Sr Regulatory Affairs Specialist

Overview

At Zimmer Biomet, we believe in pushing the boundaries of innovation and driving our mission forward. As a global medical technology leader for nearly 100 years, a patient’s mobility is enhanced by a Zimmer Biomet product or technology every 8 seconds. As a Zimmer Biomet team member, you will share in our commitment to providing mobility and renewed life to people around the world.

We focus on development opportunities, robust employee resource groups (ERGs), a flexible working environment, location specific competitive total rewards, wellness incentives and a culture of recognition and performance awards. We are committed to creating an environment where every team member feels inspired, invested, cared for, valued, and has a strong sense of belonging.

What You Can Expect

Paragon 28, a Zimmer Biomet Company focused on orthopedic medical devices for the foot and ankle, is hiring a Sr Regulatory Affairs Specialist. Preferred location is Englewood, Colorado, but will consider remote candidates with the right experience. The Sr Regulatory Affairs Specialist serves as the lead regulatory representative on Paragon 28 product and project teams supporting product lifecycle management activities. Responsibilities include developing regulatory strategies, reviewing design input/output documentation, identifying applicable standards and guidance documents, performing regulatory assessments to determine the impact of design/process changes, preparing regulatory submissions, maintaining regulatory filings and licenses, and interacting with regulatory agencies.

• Serve as the global regulatory liaison and primary point of contact for product and project teams for Paragon 28 software applications and surgical system hardware.
• Maintain expert knowledge of applicable regulations, legislation, best practices, and guidelines related to Artificial Intelligence, Software as a Medical Device and Machine Learning (SaMD/ML).
• Provide regulatory guidance to product teams, develop regulatory strategies, and review and approve product design control documentation.
• Determine regulatory pathways and formulate regulatory strategies for the U.S. market.
• Assess regulatory impact on design, materials, labeling, packaging, manufacturing processes, and facility changes.
• Influence and lead global regulatory strategies.
• Author and lead regulatory documentation and submissions, including U.S. FDA 510(k) premarket submissions, De Novo applications, internal Letters to File, and pre-submissions, with minimal supervision.
• Coordinate with technical experts to provide additional data/information requested by regulatory agencies and prepare responses to facilitate regulatory approvals.
• Provide risk-based guidance and regulatory input to projects and issues, ensuring cross-functional alignment and resolution.
• Collaborate with international counterparts to support global regulatory submissions, approvals, and implementation rollouts.
• Perform timely reviews of collateral marketing material for responsible product lines.
• Build relationships with cross-functional teams to ensure accurate, complete, and timely submission preparation.
• Build and conduct regular training in the area of software development, software as a medical device, and cybersecurity.
• Assess impact of changes to applicable laws and regulations and identify impact to the business; collaborate with stakeholders to address changes.
• Support responses to regulatory body inquiries and audits by regulatory bodies.
• Review and understand global regulatory requirements (FDA, TGA, EU MDD, MDR, Health Canada, etc.).
• Assist in audits and create and maintain product labeling.
• Provide mentoring to junior level positions.

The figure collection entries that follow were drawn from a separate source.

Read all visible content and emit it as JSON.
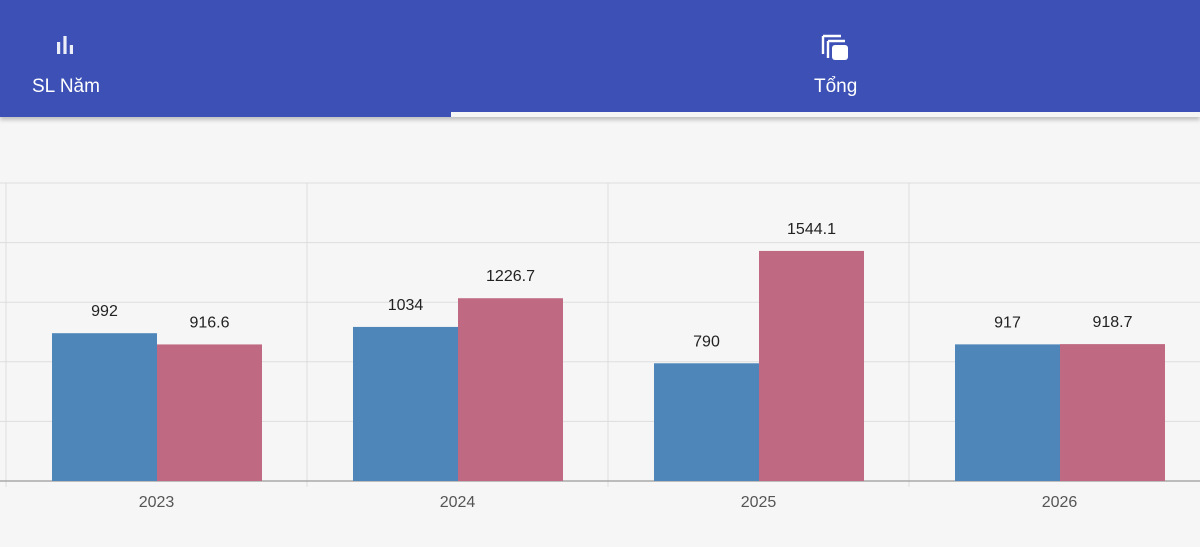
{
  "tabs": [
    {
      "label": "SL Năm",
      "icon": "bar-chart-icon",
      "selected": false
    },
    {
      "label": "Tổng",
      "icon": "layers-icon",
      "selected": true
    }
  ],
  "colors": {
    "app_bar": "#3c50b5",
    "series_a": "#4e86b9",
    "series_b": "#c06983",
    "grid": "#dddddd"
  },
  "chart_data": {
    "type": "bar",
    "categories": [
      "2023",
      "2024",
      "2025",
      "2026"
    ],
    "series": [
      {
        "values": [
          992,
          1034,
          790,
          917
        ]
      },
      {
        "values": [
          916.6,
          1226.7,
          1544.1,
          918.7
        ]
      }
    ],
    "ylim": [
      0,
      2000
    ],
    "grid": true,
    "legend": "none"
  }
}
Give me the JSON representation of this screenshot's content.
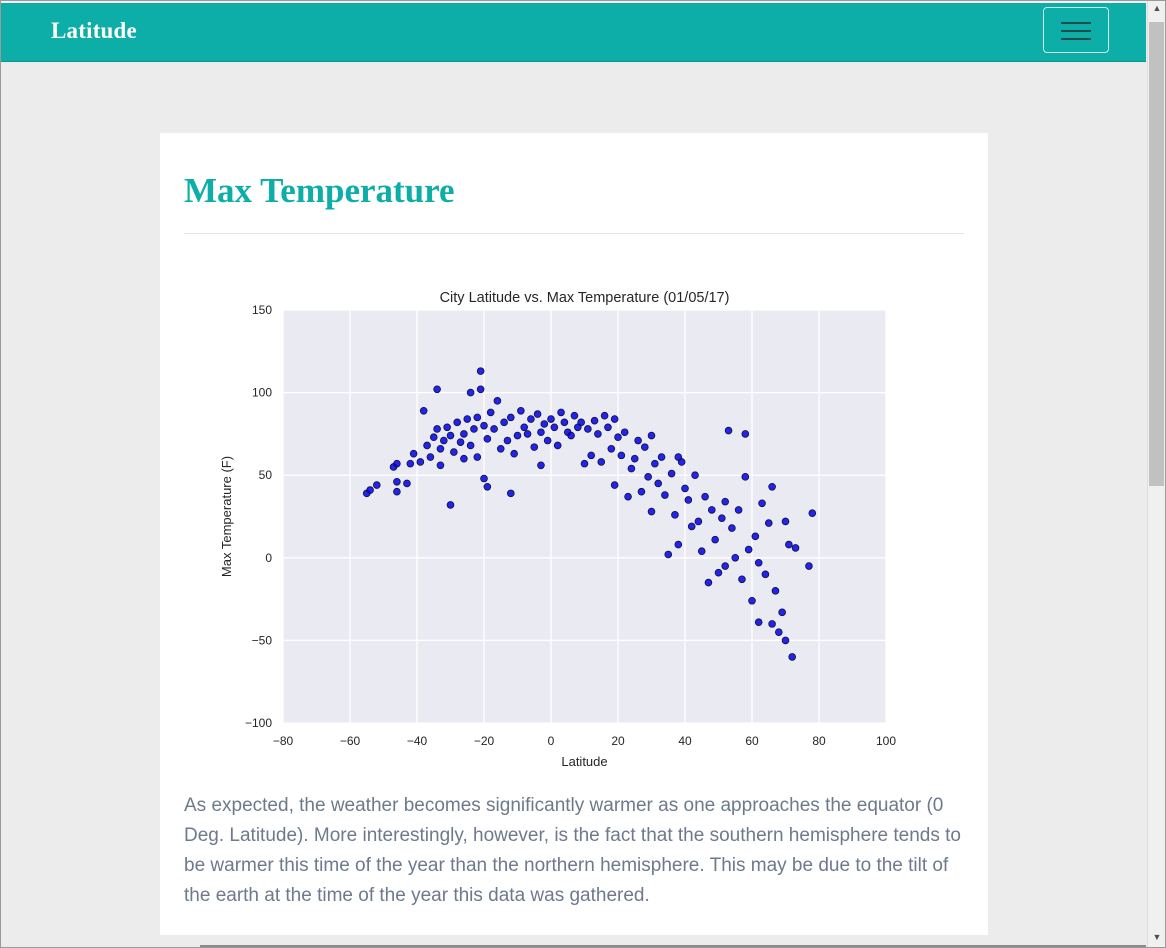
{
  "navbar": {
    "brand": "Latitude",
    "menu_icon": "hamburger-menu-icon"
  },
  "section": {
    "title": "Max Temperature",
    "description": "As expected, the weather becomes significantly warmer as one approaches the equator (0 Deg. Latitude). More interestingly, however, is the fact that the southern hemisphere tends to be warmer this time of the year than the northern hemisphere. This may be due to the tilt of the earth at the time of the year this data was gathered."
  },
  "colors": {
    "brand": "#0dada8",
    "plot_bg": "#eaeaf2",
    "point": "#0000ee",
    "text": "#6d7a8c"
  },
  "chart_data": {
    "type": "scatter",
    "title": "City Latitude vs. Max Temperature (01/05/17)",
    "xlabel": "Latitude",
    "ylabel": "Max Temperature (F)",
    "xlim": [
      -80,
      100
    ],
    "ylim": [
      -100,
      150
    ],
    "xticks": [
      -80,
      -60,
      -40,
      -20,
      0,
      20,
      40,
      60,
      80,
      100
    ],
    "yticks": [
      -100,
      -50,
      0,
      50,
      100,
      150
    ],
    "xtick_labels": [
      "−80",
      "−60",
      "−40",
      "−20",
      "0",
      "20",
      "40",
      "60",
      "80",
      "100"
    ],
    "ytick_labels": [
      "−100",
      "−50",
      "0",
      "50",
      "100",
      "150"
    ],
    "grid": true,
    "points": [
      [
        -55,
        39
      ],
      [
        -54,
        41
      ],
      [
        -52,
        44
      ],
      [
        -47,
        55
      ],
      [
        -46,
        57
      ],
      [
        -46,
        46
      ],
      [
        -46,
        40
      ],
      [
        -43,
        45
      ],
      [
        -42,
        57
      ],
      [
        -41,
        63
      ],
      [
        -39,
        58
      ],
      [
        -38,
        89
      ],
      [
        -37,
        68
      ],
      [
        -36,
        61
      ],
      [
        -35,
        73
      ],
      [
        -34,
        78
      ],
      [
        -34,
        102
      ],
      [
        -33,
        66
      ],
      [
        -33,
        56
      ],
      [
        -32,
        71
      ],
      [
        -31,
        79
      ],
      [
        -30,
        32
      ],
      [
        -30,
        74
      ],
      [
        -29,
        64
      ],
      [
        -28,
        82
      ],
      [
        -27,
        70
      ],
      [
        -26,
        75
      ],
      [
        -26,
        60
      ],
      [
        -25,
        84
      ],
      [
        -24,
        100
      ],
      [
        -24,
        68
      ],
      [
        -23,
        78
      ],
      [
        -22,
        85
      ],
      [
        -22,
        61
      ],
      [
        -21,
        113
      ],
      [
        -21,
        102
      ],
      [
        -20,
        80
      ],
      [
        -20,
        48
      ],
      [
        -19,
        43
      ],
      [
        -19,
        72
      ],
      [
        -18,
        88
      ],
      [
        -17,
        78
      ],
      [
        -16,
        95
      ],
      [
        -15,
        66
      ],
      [
        -14,
        82
      ],
      [
        -13,
        71
      ],
      [
        -12,
        39
      ],
      [
        -12,
        85
      ],
      [
        -11,
        63
      ],
      [
        -10,
        74
      ],
      [
        -9,
        89
      ],
      [
        -8,
        79
      ],
      [
        -7,
        75
      ],
      [
        -6,
        84
      ],
      [
        -5,
        67
      ],
      [
        -4,
        87
      ],
      [
        -3,
        56
      ],
      [
        -3,
        76
      ],
      [
        -2,
        81
      ],
      [
        -1,
        71
      ],
      [
        0,
        84
      ],
      [
        1,
        79
      ],
      [
        2,
        68
      ],
      [
        3,
        88
      ],
      [
        4,
        82
      ],
      [
        5,
        76
      ],
      [
        6,
        74
      ],
      [
        7,
        86
      ],
      [
        8,
        79
      ],
      [
        9,
        82
      ],
      [
        10,
        57
      ],
      [
        11,
        78
      ],
      [
        12,
        62
      ],
      [
        13,
        83
      ],
      [
        14,
        75
      ],
      [
        15,
        58
      ],
      [
        16,
        86
      ],
      [
        17,
        79
      ],
      [
        18,
        66
      ],
      [
        19,
        84
      ],
      [
        19,
        44
      ],
      [
        20,
        73
      ],
      [
        21,
        62
      ],
      [
        22,
        76
      ],
      [
        23,
        37
      ],
      [
        24,
        54
      ],
      [
        25,
        60
      ],
      [
        26,
        71
      ],
      [
        27,
        40
      ],
      [
        28,
        67
      ],
      [
        29,
        49
      ],
      [
        30,
        74
      ],
      [
        30,
        28
      ],
      [
        31,
        57
      ],
      [
        32,
        45
      ],
      [
        33,
        61
      ],
      [
        34,
        38
      ],
      [
        35,
        2
      ],
      [
        36,
        51
      ],
      [
        37,
        26
      ],
      [
        38,
        61
      ],
      [
        38,
        8
      ],
      [
        39,
        58
      ],
      [
        40,
        42
      ],
      [
        41,
        35
      ],
      [
        42,
        19
      ],
      [
        43,
        50
      ],
      [
        44,
        22
      ],
      [
        45,
        4
      ],
      [
        46,
        37
      ],
      [
        47,
        -15
      ],
      [
        48,
        29
      ],
      [
        49,
        11
      ],
      [
        50,
        -9
      ],
      [
        51,
        24
      ],
      [
        52,
        34
      ],
      [
        52,
        -5
      ],
      [
        53,
        77
      ],
      [
        54,
        18
      ],
      [
        55,
        0
      ],
      [
        56,
        29
      ],
      [
        57,
        -13
      ],
      [
        58,
        75
      ],
      [
        58,
        49
      ],
      [
        59,
        5
      ],
      [
        60,
        -26
      ],
      [
        61,
        13
      ],
      [
        62,
        -39
      ],
      [
        62,
        -3
      ],
      [
        63,
        33
      ],
      [
        64,
        -10
      ],
      [
        65,
        21
      ],
      [
        66,
        -40
      ],
      [
        66,
        43
      ],
      [
        67,
        -20
      ],
      [
        68,
        -45
      ],
      [
        69,
        -33
      ],
      [
        70,
        22
      ],
      [
        70,
        -50
      ],
      [
        71,
        8
      ],
      [
        72,
        -60
      ],
      [
        73,
        6
      ],
      [
        77,
        -5
      ],
      [
        78,
        27
      ]
    ]
  }
}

• Bachelor’s degree (Engineering, Biology, or Regulatory Science) and a minimum of 3+ years related experience; or equivalent combination of education and experience.
• Knowledge of US and/or international regulatory requirements (FDA, TGA, EU MDD, MDR, Health Canada, etc.).
• Direct experience with regulatory submissions for Artificial Intelligence, Software as a Medical Device and Machine Learning (SaMD/ML) products.
• Understanding of orthopedic devices.
• History of working collaboratively across functions.
• Excellent attention to detail and proven organizational skills, able to prioritize and multi-task and see projects/assignments to completion.
• Proficiency in Excel, Word, PowerPoint, Outlook and customer database management systems.
• Proven leadership and negotiation skills; works well with all levels and can manage cross-departmental expectations.
• Excellent written and verbal communication skills.

This position operates in a professional office environment and routinely uses standard office equipment. Travel is less than 15% of overnight travel; potential for domestic or international travel.

Salary Range: $68,000 - $96,000 USD annually depending on skills and experience. EOE.